As Teren walks the plant floor, nozzles pump yogurt into cups, which drop onto a conveyor belt with a ''thup, thup, thup.'' He strolls by the maze of steel tubing and 6,000-gallon tanks three stories high, then sticks his head into a control room, where workers monitoring the process are hunched over computer screens.
Mistakes can happen. A company might start start production without first notifying the agency, use equipment that isn't properly sanitized, use unacceptable ingredients such as certain flavors in beverages or label the products incorrectly, said Rabbi Moshe Elefant, chief operating officer of the Orthodox Union.
In such cases, the agency either keeps the product from leaving the factory or has it recalled.
Teren said he hasn't found anything wrong in 15 years of inspections at Dannon.
''When we make kosher for Passover, we use a specific culture that meets clear rabbinical criteria,'' said John St. Clair, quality and food safety manager at the Dannon plant in Ohio.
Flavors are limited to plain, vanilla, lemon and coffee because some other flavorings include ingredients of certain grain origins that don't meet the dietary standards.
The market for Passover yogurt is expected to be up about 4 percent this year over 2007, said Dannon spokesman Michael Neuwirth.
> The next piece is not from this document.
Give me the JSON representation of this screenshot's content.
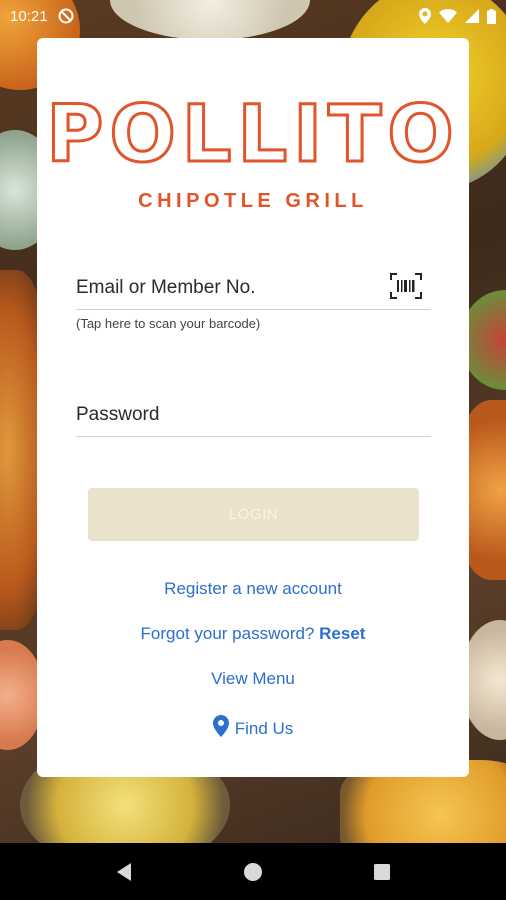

He said the demand is growing, in part, because consumers are increasingly using the yogurt as a substitute for higher fat ingredients in cooking.
About 40 percent of kosher food sales occur in the five-week period surrounding Passover, according to Menachem Lubinsky, president of LUBICOM Marketing Consulting, which tracks the kosher food industry. Some Jewish families buy kosher food only during Passover, and many non-Jewish people eat kosher food with their Jewish friends during Passover, he said.
In 2005, the kosher foods niche grew 15 percent to become an $11.5 billion industry, according to LUBICOM.
The Orthodox Union, the nation's largest kosher-certifying agency, oversaw production at about 750 plants in 1980. Today, it oversees production at more than 7,000 factories in more than 80 countries. That means things can get busy for Orthodox Union rabbis who travel the globe to inspect products and facilities.
Rabbi Menachem Genack, rabbinical administrator and chief executive officer of the agency, said the union had four inspectors -- two married couples -- relocate from Antwerp, Belgium, to Ireland in February to inspect lactose plants there because there were no inspectors in the area.
He recalls dispatching a rabbi to Tibet last year to inspect the collection of yak milk. For part of the trip, the rabbi had to ride a donkey on mountain paths.
''It can be a grueling job,'' Genack said.